日本の販売員のサービスを中国で求めるのは無理というもの
「目立たない」、「行動を予知されない」、「用心を怠らない」――これが安全対策の三原則です。中国人は観光地や駅など、人が集まる“要注意エリア”に行く際、当座使う現金をポケットに入れて、財布は出さないなどの防犯対策を普通にしています。そんな中国において、分厚い札束の入った財布を人前で広げる日本人観光客はかなり目を引く存在。
列車やバスの中での荷物管理に関しても、つねにバックの持ち手に腕を通す、寝台車ではカバンを枕にして寝る、トイレに行く際でも身内以外に荷物を託さないといった自己管理を行なっていますし、銀行で大金を引き出した場合、たとえ徒歩圏内でもタクシーで移動して追跡を防いだりします。

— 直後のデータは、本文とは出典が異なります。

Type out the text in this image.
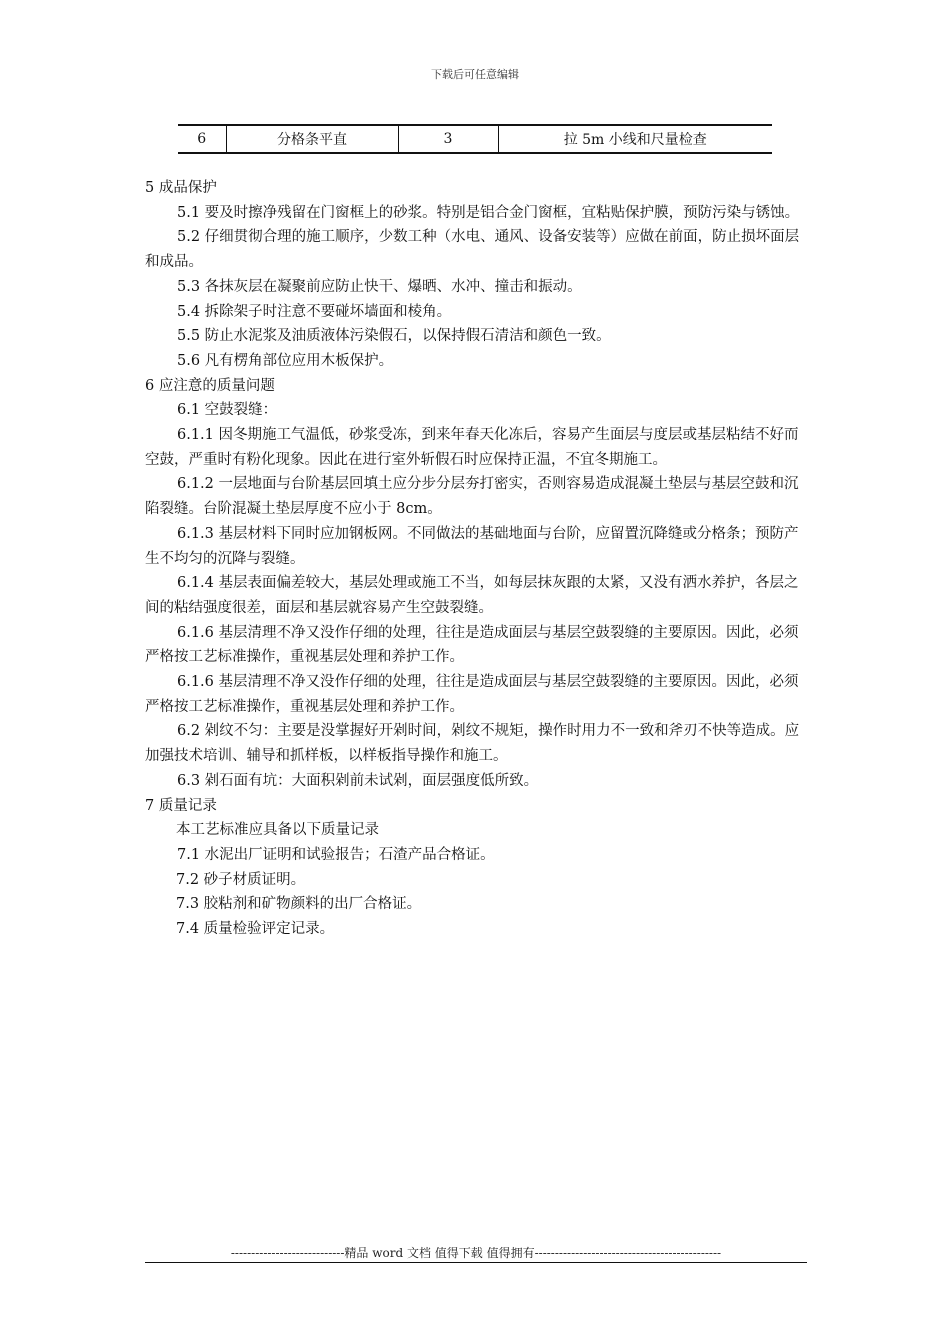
下载后可任意编辑
6	分格条平直	3	拉 5m 小线和尺量检查

5 成品保护

5.1 要及时擦净残留在门窗框上的砂浆。特别是铝合金门窗框，宜粘贴保护膜，预防污染与锈蚀。

5.2 仔细贯彻合理的施工顺序，少数工种（水电、通风、设备安装等）应做在前面，防止损坏面层和成品。

5.3 各抹灰层在凝聚前应防止快干、爆晒、水冲、撞击和振动。

5.4 拆除架子时注意不要碰坏墙面和棱角。

5.5 防止水泥浆及油质液体污染假石，以保持假石清洁和颜色一致。

5.6 凡有楞角部位应用木板保护。

6 应注意的质量问题

6.1 空鼓裂缝：

6.1.1 因冬期施工气温低，砂浆受冻，到来年春天化冻后，容易产生面层与度层或基层粘结不好而空鼓，严重时有粉化现象。因此在进行室外斩假石时应保持正温，不宜冬期施工。

6.1.2 一层地面与台阶基层回填土应分步分层夯打密实，否则容易造成混凝土垫层与基层空鼓和沉陷裂缝。台阶混凝土垫层厚度不应小于 8cm。

6.1.3 基层材料下同时应加钢板网。不同做法的基础地面与台阶，应留置沉降缝或分格条；预防产生不均匀的沉降与裂缝。

6.1.4 基层表面偏差较大，基层处理或施工不当，如每层抹灰跟的太紧，又没有洒水养护，各层之间的粘结强度很差，面层和基层就容易产生空鼓裂缝。

6.1.6 基层清理不净又没作仔细的处理，往往是造成面层与基层空鼓裂缝的主要原因。因此，必须严格按工艺标准操作，重视基层处理和养护工作。

6.1.6 基层清理不净又没作仔细的处理，往往是造成面层与基层空鼓裂缝的主要原因。因此，必须严格按工艺标准操作，重视基层处理和养护工作。

6.2 剁纹不匀：主要是没掌握好开剁时间，剁纹不规矩，操作时用力不一致和斧刃不快等造成。应加强技术培训、辅导和抓样板，以样板指导操作和施工。

6.3 剁石面有坑：大面积剁前未试剁，面层强度低所致。

7 质量记录

本工艺标准应具备以下质量记录

7.1 水泥出厂证明和试验报告；石渣产品合格证。

7.2 砂子材质证明。

7.3 胶粘剂和矿物颜料的出厂合格证。

7.4 质量检验评定记录。

----------------------------精品 word 文档 值得下载 值得拥有----------------------------------------------
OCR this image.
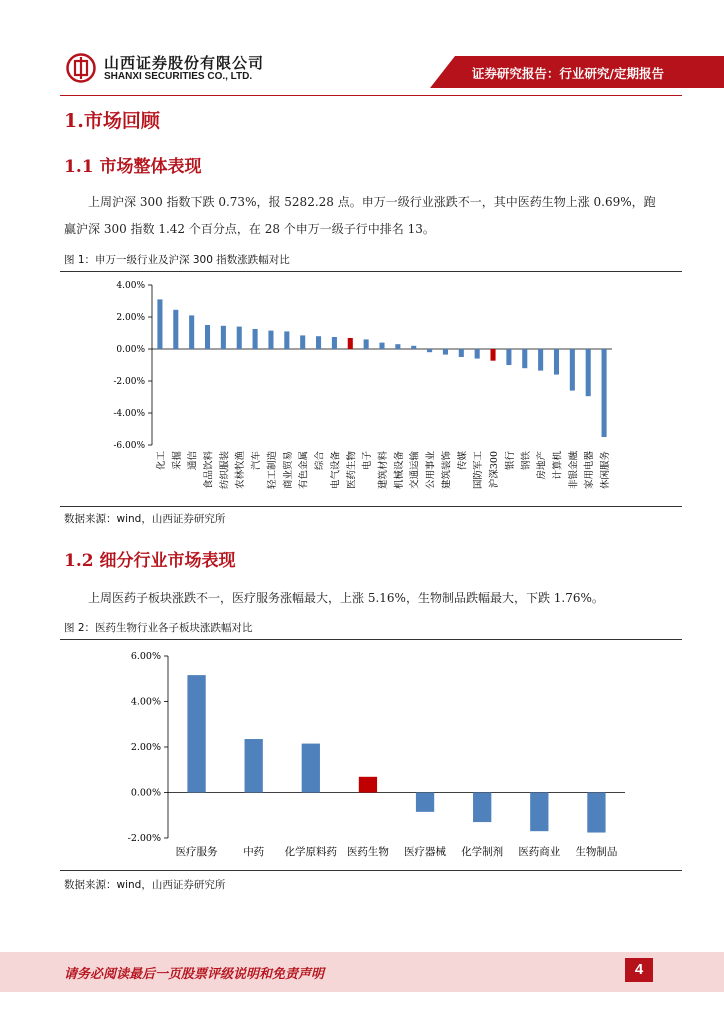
山西证券股份有限公司
SHANXI SECURITIES CO., LTD.	证券研究报告：行业研究/定期报告
1.市场回顾
1.1 市场整体表现
上周沪深 300 指数下跌 0.73%，报 5282.28 点。申万一级行业涨跌不一，其中医药生物上涨 0.69%，跑赢沪深 300 指数 1.42 个百分点，在 28 个申万一级子行中排名 13。
图 1：申万一级行业及沪深 300 指数涨跌幅对比
-6.00%
-4.00%
-2.00%
0.00%
2.00%
4.00%
化工 采掘 通信 食品饮料 纺织服装 农林牧渔 汽车 轻工制造 商业贸易 有色金属 综合 电气设备 医药生物 电子 建筑材料 机械设备 交通运输 公用事业 建筑装饰 传媒 国防军工 沪深300 银行 钢铁 房地产 计算机 非银金融 家用电器 休闲服务
数据来源：wind，山西证券研究所
1.2 细分行业市场表现
上周医药子板块涨跌不一，医疗服务涨幅最大，上涨 5.16%，生物制品跌幅最大，下跌 1.76%。
图 2：医药生物行业各子板块涨跌幅对比
-2.00%
0.00%
2.00%
4.00%
6.00%
医疗服务 中药 化学原料药 医药生物 医疗器械 化学制剂 医药商业 生物制品
数据来源：wind，山西证券研究所
请务必阅读最后一页股票评级说明和免责声明	4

日本ではショッピングをする際、「お客様は神様」で、店員はそれこそ下にも置かぬような対応で接してくれます。中国も最近でこそ「客は金を稼げる相手」という意識が芽生え、接客態度も格段によくなりましたが、「お客様は神様」だとは思っておらず、客だからといって何をしても許されるわけではありません。中国では値段交渉をした末、店員が客の言い値を飲んだら、購入するのがルールです。もちろん、中国人の中にもこのルールを守らない人がいますが、外国人は何かと目立ちますし、最初から買う気がないのなら、ヒヤカシは禁物です。危うき行動は慎む――これが犯罪防止の基本だと思います。
中国での犯罪対策2
鉄格子と防弾ガラスの町
都市部では一種常識とされている鉄格子付きの窓
北京や
上海などの都市部に行ってまず驚くのは、“鉄格子”と“防弾ガラス”の多さです。銀行や郵便局といった金融機関の窓口は分厚い防弾ガラスで仕切られているので、一般の銃や刃物で強盗を試みても、全く意味をなしません。ちなみに、現金輸送車の警備もものものしく、迷彩服を着用した数人のガードマン(というより軍人)が、自動式の散弾銃を構えて護衛に立ち会います。また、一般のマンションやアパートでも、ベランダはガラス張り、そして1~3階ぐらいの低層階には、ガラス窓を割っての侵入を防ぐために、鉄格子がはめられています。さらにドアは二重になっていて、外側のドアは“防盗門”と呼ばれる分厚い鉄製。カギも一般的に2~3個は設置されています。
中国での犯罪対策3
中学校までは親が送り迎え
特に都市部では、子供が一人で遊ぶというのは皆無
これも都市部の話なのですが、貧富の差が激しくなり誘拐が増えたことと、車社会になった影響で交通事故が多発していることから、幼稚園はもとより、中学校ぐらいまで、保護者が学校まで送り迎えしています。マイカー族が増えたことで、登下校時間になると、学校周辺は“送り迎え渋滞”が発生するほど。中学校はもとより、小学校から一人で通学している日本からすると信じられない風景ではないでしょうか。中国人いわく「“万が一”が起こってからでは取り返しがつかないでしょ。たった一人しかいない子供なんだから(中国は一人っ子政策を今も実施)」とのこと。子供の事件が増加している日本も、見習うべきことがあるのではないでしょうか。